[Talk-us] suburban superblocks that nobody wants to survey

Richard Weait richard at weait.com
Thu Mar 15 16:27:01 GMT 2012


On Thu, Mar 15, 2012 at 11:35 AM, Martijn van Exel <m at rtijn.org> wrote:
> On Thu, Mar 15, 2012 at 7:52 AM, Hillsman, Edward <hillsman at cutr.usf.edu>
> wrote:
>>
>> In the interest of figuring out how to attract more people to participate
>> in OSM, I'd like to see some more discussion of this. Is it generally true
>> that people who work on OSM don't like to map subdivisions?

[ ... ]
> Apart from that, I can see why these areas seem to have low priority.
[ ... ]
> Subdivisions make for boring mapping.
[ ... ]
> I see two ways to break this: 1) attract more mappers.

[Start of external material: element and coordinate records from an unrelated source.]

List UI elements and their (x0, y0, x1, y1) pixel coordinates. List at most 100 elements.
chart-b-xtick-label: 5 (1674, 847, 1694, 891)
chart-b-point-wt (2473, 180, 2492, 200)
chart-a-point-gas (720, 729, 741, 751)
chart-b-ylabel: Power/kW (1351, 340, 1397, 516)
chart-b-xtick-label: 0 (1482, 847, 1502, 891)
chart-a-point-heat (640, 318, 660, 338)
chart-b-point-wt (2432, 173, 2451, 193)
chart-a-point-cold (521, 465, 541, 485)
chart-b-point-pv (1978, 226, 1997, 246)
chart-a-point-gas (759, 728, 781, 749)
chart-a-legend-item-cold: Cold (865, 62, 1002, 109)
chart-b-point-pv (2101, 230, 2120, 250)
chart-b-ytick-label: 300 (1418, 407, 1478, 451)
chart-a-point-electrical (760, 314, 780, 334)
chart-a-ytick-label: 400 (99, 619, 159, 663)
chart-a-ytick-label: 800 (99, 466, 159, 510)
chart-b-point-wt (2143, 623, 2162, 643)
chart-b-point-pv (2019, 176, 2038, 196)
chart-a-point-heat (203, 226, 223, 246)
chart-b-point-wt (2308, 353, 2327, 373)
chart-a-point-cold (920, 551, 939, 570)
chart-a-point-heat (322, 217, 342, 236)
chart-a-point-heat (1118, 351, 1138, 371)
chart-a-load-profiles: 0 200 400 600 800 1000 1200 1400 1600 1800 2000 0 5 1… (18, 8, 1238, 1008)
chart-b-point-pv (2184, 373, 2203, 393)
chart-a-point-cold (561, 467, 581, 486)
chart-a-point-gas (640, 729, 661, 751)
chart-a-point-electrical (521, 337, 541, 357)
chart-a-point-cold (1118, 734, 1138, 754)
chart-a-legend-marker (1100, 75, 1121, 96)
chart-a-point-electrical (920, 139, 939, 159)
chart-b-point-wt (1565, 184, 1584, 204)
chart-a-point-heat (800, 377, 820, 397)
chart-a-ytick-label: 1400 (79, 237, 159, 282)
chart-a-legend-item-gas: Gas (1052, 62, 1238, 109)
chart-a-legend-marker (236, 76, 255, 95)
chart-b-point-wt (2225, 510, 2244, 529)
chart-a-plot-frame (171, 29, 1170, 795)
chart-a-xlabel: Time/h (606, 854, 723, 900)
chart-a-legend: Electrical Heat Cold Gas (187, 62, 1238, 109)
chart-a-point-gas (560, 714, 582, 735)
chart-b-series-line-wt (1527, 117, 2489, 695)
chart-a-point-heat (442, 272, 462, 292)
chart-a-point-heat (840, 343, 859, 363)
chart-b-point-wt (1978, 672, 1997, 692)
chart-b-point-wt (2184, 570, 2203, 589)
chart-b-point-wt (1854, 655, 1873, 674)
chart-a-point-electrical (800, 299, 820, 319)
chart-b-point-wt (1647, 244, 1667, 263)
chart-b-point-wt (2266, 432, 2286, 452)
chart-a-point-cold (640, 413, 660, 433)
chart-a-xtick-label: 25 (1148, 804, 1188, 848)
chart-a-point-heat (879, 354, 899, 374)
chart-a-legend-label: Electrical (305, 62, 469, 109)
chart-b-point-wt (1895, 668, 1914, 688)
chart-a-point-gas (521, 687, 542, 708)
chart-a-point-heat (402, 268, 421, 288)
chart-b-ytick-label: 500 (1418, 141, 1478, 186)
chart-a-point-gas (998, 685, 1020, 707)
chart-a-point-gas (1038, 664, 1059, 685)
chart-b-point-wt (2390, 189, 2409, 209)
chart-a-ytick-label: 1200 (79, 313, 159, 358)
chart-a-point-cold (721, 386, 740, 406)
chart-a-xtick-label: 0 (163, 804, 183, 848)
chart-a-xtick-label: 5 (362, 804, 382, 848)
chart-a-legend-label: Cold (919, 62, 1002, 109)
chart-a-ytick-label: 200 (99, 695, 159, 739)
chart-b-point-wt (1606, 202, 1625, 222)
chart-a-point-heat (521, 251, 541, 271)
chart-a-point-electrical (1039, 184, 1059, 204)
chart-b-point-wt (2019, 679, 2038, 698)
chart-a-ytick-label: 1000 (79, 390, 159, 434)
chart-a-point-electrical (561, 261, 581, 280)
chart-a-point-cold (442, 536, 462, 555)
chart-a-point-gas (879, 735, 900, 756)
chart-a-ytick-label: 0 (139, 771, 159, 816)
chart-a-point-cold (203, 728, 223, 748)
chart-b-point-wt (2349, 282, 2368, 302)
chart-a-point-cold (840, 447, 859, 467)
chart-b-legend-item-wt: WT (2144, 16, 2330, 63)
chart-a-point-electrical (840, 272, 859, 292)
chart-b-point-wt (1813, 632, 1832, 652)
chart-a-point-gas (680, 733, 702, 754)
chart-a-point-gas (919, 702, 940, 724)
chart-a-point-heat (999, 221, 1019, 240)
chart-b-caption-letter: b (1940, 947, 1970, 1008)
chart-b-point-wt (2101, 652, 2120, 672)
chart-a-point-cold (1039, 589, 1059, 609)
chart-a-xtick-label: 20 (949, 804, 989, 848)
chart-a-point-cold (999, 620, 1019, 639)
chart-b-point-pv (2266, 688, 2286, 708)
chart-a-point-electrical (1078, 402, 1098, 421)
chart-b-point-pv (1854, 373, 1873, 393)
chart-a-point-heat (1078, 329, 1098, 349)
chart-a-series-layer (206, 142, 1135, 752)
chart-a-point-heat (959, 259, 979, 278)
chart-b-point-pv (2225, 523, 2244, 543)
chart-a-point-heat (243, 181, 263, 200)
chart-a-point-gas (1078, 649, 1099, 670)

I don't accept that mapping a subdivision is any more-boring or
less-rewarding than other forms of mapping.  The caveat is "as long as
it is your subdivision".  Sure, they might be row upon row of similar
construction, but at least they are row upon of similar construction
full of your friends and neighbours.  That motivates the mapper to put
it on the map and to get it right.

That new, local mapper is most likely to update the map when one field
is converted to a cricket pitch, and when the local convenience store
has a name change a few years down the road.  You can't beat that as a
mapper from a distance.

So, yes.  Attract more mappers, in more places.